= Lisbet Dæhlin =

Danish-born Norwegian ceramist

Lisbet Dæhlin née Hübschmann (1922–2012) was a Danish-born Norwegian ceramist who is remembered for her blue-glazed jugs and vases. She was among those who helped to develop Norwegian ceramics from practical use to works of art. After studying in Copenhagen, she moved to Norway in 1949 and worked for a time with the sculptor and ceramist Svein Visted (1903–84) in his Lillehammer workshop. Around 1970, she established her own studio in the Frysia district of Oslo where she worked until 2007. She has exhibited widely in Norway and beyond. A number of Dæhlin's creations are in the permanent collection of Norway's National Museum.

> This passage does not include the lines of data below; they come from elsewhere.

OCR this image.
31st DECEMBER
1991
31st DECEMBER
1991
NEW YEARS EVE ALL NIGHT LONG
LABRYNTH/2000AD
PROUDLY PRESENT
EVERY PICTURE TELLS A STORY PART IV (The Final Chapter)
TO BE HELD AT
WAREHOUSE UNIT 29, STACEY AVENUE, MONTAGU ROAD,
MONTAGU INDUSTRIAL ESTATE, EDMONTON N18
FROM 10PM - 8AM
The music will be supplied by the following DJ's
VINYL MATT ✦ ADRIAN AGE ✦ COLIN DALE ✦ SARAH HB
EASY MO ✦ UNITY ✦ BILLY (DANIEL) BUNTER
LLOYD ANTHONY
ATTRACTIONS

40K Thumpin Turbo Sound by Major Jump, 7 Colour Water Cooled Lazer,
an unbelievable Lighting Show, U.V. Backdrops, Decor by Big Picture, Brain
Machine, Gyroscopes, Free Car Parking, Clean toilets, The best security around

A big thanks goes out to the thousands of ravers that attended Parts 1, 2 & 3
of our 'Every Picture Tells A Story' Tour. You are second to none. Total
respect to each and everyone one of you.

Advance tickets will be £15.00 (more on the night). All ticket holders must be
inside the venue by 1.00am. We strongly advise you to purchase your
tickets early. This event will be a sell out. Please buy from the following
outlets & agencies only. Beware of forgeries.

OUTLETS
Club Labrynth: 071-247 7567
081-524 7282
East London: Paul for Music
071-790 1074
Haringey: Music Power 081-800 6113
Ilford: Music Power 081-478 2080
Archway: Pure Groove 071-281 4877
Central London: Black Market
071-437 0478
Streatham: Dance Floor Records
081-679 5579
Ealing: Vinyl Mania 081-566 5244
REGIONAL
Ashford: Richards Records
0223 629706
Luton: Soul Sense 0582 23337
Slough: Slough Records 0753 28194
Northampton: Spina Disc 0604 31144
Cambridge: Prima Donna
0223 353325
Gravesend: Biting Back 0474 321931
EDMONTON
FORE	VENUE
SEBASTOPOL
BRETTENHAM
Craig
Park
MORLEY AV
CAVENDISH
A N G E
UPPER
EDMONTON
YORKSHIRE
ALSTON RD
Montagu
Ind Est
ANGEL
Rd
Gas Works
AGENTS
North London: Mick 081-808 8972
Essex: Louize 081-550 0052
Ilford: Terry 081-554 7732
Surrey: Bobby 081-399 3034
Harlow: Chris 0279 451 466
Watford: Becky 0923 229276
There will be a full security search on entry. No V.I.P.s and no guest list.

==Early life, education and family==
Born on 17 June 1922 in Lunde, Varde Municipality, in northwest Jutland, Lisbet Hübschmann was the daughter of the miller and amateur painter Jakob Carstensen Jakobsen Hübschmann (1893–1973) and his wife Birgitte Bloch Sørensen (1891–1978). She was the elder sister of the painter Peer Hübschmann (1920–93). From 1942 to 1945 she attended the Arts and Crafts School in Copenhagen. She then gained practical experience in workshops in Denmark and France (1946–48). In July 1950, she married the university teacher Erik Oddvar Dæhlin (1926–2010)

==Career==
Dæhlin moved to Norway in 1949, working as an assistant to Svein Visted in his ceramics workshop in Lillehammer. There she was able to learn the art of glazing as well how to work with stoneware, a material which was new to Norway. Together with Visted, she presented her works at Galleri Per in Oslo in 1950 at the first Norwegian exhibition of ceramics in an art gallery.

Her success resulted from her ability to transform jugs, vases, teapots and cups into works of art which still ensuring they could be used in practice. With their fine soft lines, her blue-glazed jugs and teapots are reminiscent of paintings by Vermeer. Dæhlin has also decorated rooms, for example the NAVF insurance company building in the Sandakerveien district of Oslo where in 1988 she decorated the walls with a variety of jugs, some resembling waitresses. Dæhlin's creations can be seen in a number of museums, including Norway's National Museum.

Lisbet Dæhlin died in Oslo on 2 July 2012.

==Awards==
In 1998, Dæhlin received Norway's most significant crafts award, the Jacob Prize.